2.5 Statistical analysisAll patients within the database satisfying the eligibility criteria were evaluated. To adjust for potential confounding between rivaroxaban and warfarin cohorts, a multivariable logistic regression model [17] was used to calculate propensity scores, considering demographics (age, sex, race, insurance type, US census region, type of AF diagnosis) and baseline characteristics (comorbidities, continuous or bilevel PAP, sleep study, surgical treatment of OSA, intracranial hemorrhage, stroke or systemic embolism, transient ischemic attack, major bleeding, prior cardiovascular procedures, number of hospitalizations during baseline, CHA2DS2-VASc score, HAS-BLED score, and concomitant medications). Estimated propensity scores were used to weight patients using an overlap weighting approach [18], which assigns weights to patients that are proportional to their probability of belonging to the opposite cohort and adjusts for confounders in all eligible patients. This allows all eligible patients to remain in the analysis, resulting in an exact balance between the cohorts. Sufficient overlap of the propensity score between the cohorts was assessed through the calculation of equipoise.

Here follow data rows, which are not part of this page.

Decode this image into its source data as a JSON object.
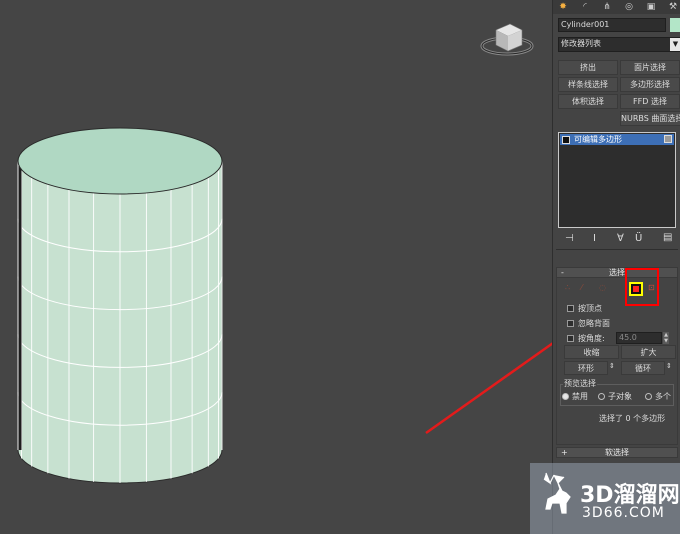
{
  "panel": {
    "object_name": "Cylinder001",
    "modifier_list": "修改器列表",
    "buttons": [
      "挤出",
      "面片选择",
      "样条线选择",
      "多边形选择",
      "体积选择",
      "FFD 选择",
      "NURBS 曲面选择"
    ],
    "stack_item": "可编辑多边形",
    "selection_rollout": {
      "title": "选择",
      "collapse_sign": "-",
      "by_vertex": "按顶点",
      "ignore_backfacing": "忽略背面",
      "by_angle": "按角度:",
      "angle_value": "45.0",
      "shrink": "收缩",
      "grow": "扩大",
      "ring": "环形",
      "loop": "循环",
      "preview_title": "预览选择",
      "preview_options": [
        "禁用",
        "子对象",
        "多个"
      ],
      "status": "选择了 0 个多边形"
    },
    "soft_selection": {
      "title": "软选择",
      "expand_sign": "+"
    }
  },
  "colors": {
    "viewport_bg": "#454545",
    "cylinder_side": "#c7e1d0",
    "cylinder_top": "#b0d8c3",
    "highlight": "#ff0000",
    "polygon_icon": "#ffff00",
    "stack_selected": "#3d6fb6"
  },
  "watermark": {
    "brand": "3D溜溜网",
    "domain": "3D66.COM"
  }
}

Demographic and baseline characteristics for each cohort were summarized using descriptive statistics (categorical variables as percentages; continuous variables as means and SDs). Time-to-first-event outcomes were assessed using propensity score overlap weighted Cox proportional hazards regression models using a robust estimator to calculate hazard ratios and corresponding 95% CIs. All-cause HCRU was reported as PPPY, calculated as the number of events divided by total person-years of follow-up. Direct healthcare costs were reported as mean costs PPPY, calculated as the cost incurred during follow-up divided by the total person-years during follow-up. Between-group differences in HCRU and costs were estimated using a Poisson regression model with a log link (or negative-binomial models where appropriate to account for overdispersion). For exploratory subgroup analyses, propensity score models and weighting were rerun for each subgroup including the same variables as the primary analysis. To assess adherence, the proportion of days covered was calculated as the ratio of the number of days covered by the index medication prescription dispensed during the follow-up period divided by the number of days of follow-up. A proportion of days covered threshold ≥ 0.8 was considered adherent, and < 0.8 was considered nonadherent. The proportions of patients adherent to each treatment were compared with an odds ratio and 95% CIs.
All database management and statistical analysis were performed using SAS version 9.4 (SAS Institute, Cary, NC, USA). A P-value < 0.05 was considered statistically significant.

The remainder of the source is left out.